Friday, April 17, 2009

Paper Butterfly-Diane Wei Liang

Paper Butterfly
Diane Wei Liang
Simon & Schuster, May 2009, $24.00
ISBN: ISBN: 1416549579

No longer working for the Ministry of Public Security, Wang Mei knows from experience how slippery a slope she walks as an "information consultant"; private investigators are prohibited in China. Guanghua Record Company CEO Peng Datong hires Mei as a “consultant” researching the disappearance of his pop superstar Kaili. She vanished following a highly regarded performance at Beijing’s Capital Gymnasium.
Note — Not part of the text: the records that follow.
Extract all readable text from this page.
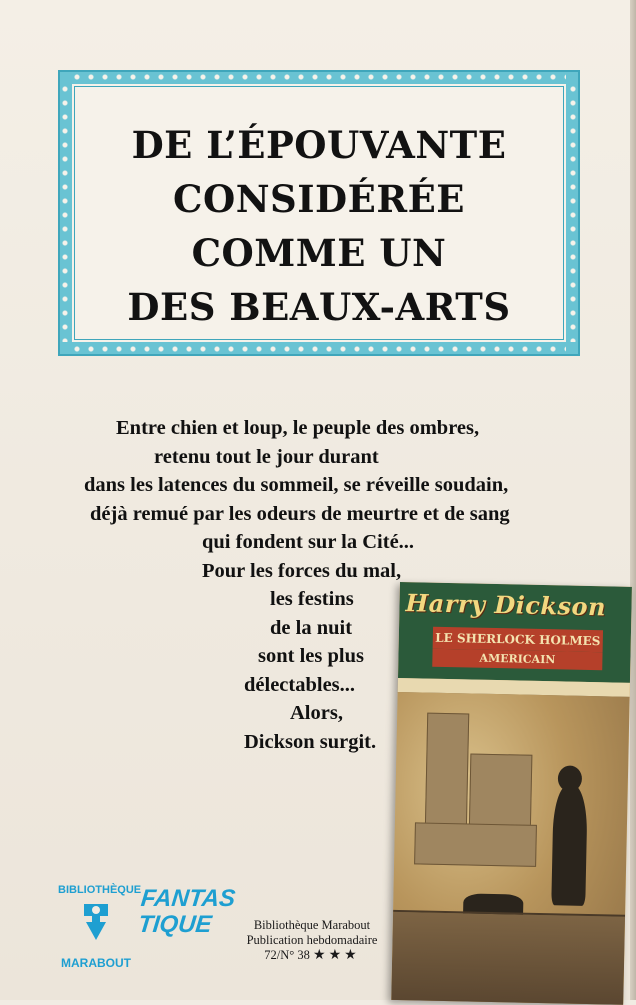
DE L’ÉPOUVANTE
CONSIDÉRÉE
COMME UN
DES BEAUX-ARTS
Entre chien et loup, le peuple des ombres,
retenu tout le jour durant
dans les latences du sommeil, se réveille soudain,
déjà remué par les odeurs de meurtre et de sang
qui fondent sur la Cité...
Pour les forces du mal,
les festins
de la nuit
sont les plus
délectables...
Alors,
Dickson surgit.
Harry Dickson
LE SHERLOCK HOLMES
AMERICAIN
BIBLIOTHÈQUE
MARABOUT
FANTAS
TIQUE	Bibliothèque Marabout
Publication hebdomadaire
72/N° 38 ★★★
Mei finds Kaili's dressing table filled with cigarettes and pills, but it is the letters and a PAPER BUTTERFLY the sleuth finds that interest her. Apparently, Kaili has a long distant sweetheart. As the migrants leave Beijing to work in the provinces, Mei follows Kaili to Dashanzi where the workers live in abandoned factories while in the city. Meanwhile pressure rises on Mei to drop her investigation with only Police Detective Zhao helping her. At the same time, Mei feels guilty when a former student Lin returns to Beijing after her release from remote East Wind Lao Gai Camp where he was educated and purged of his inflammatory role at the Tiananmen Square demonstrations.

Though readers will know instantly which side of the Tiananmen Square human rights debate that Diane Wei Liang is on, fans will enjoy this modern day China private investigative thriller. Fascinatingly Wang being an information consultant is mindful of Mosley’s Easy Rawlins who also could not be a professional sleuth in 1960s Los Angeles; adding depth to her fall from grace is her former peers and her family scorns her for quitting her prestigious job to go capitalist. The story line focuses intensely on China for instance the drop in acceptance of migratory workers to second class with the professionals like Datong taking over the city. The story line is somewhat leisurely flowed as the emphasis is on the culture and human rights.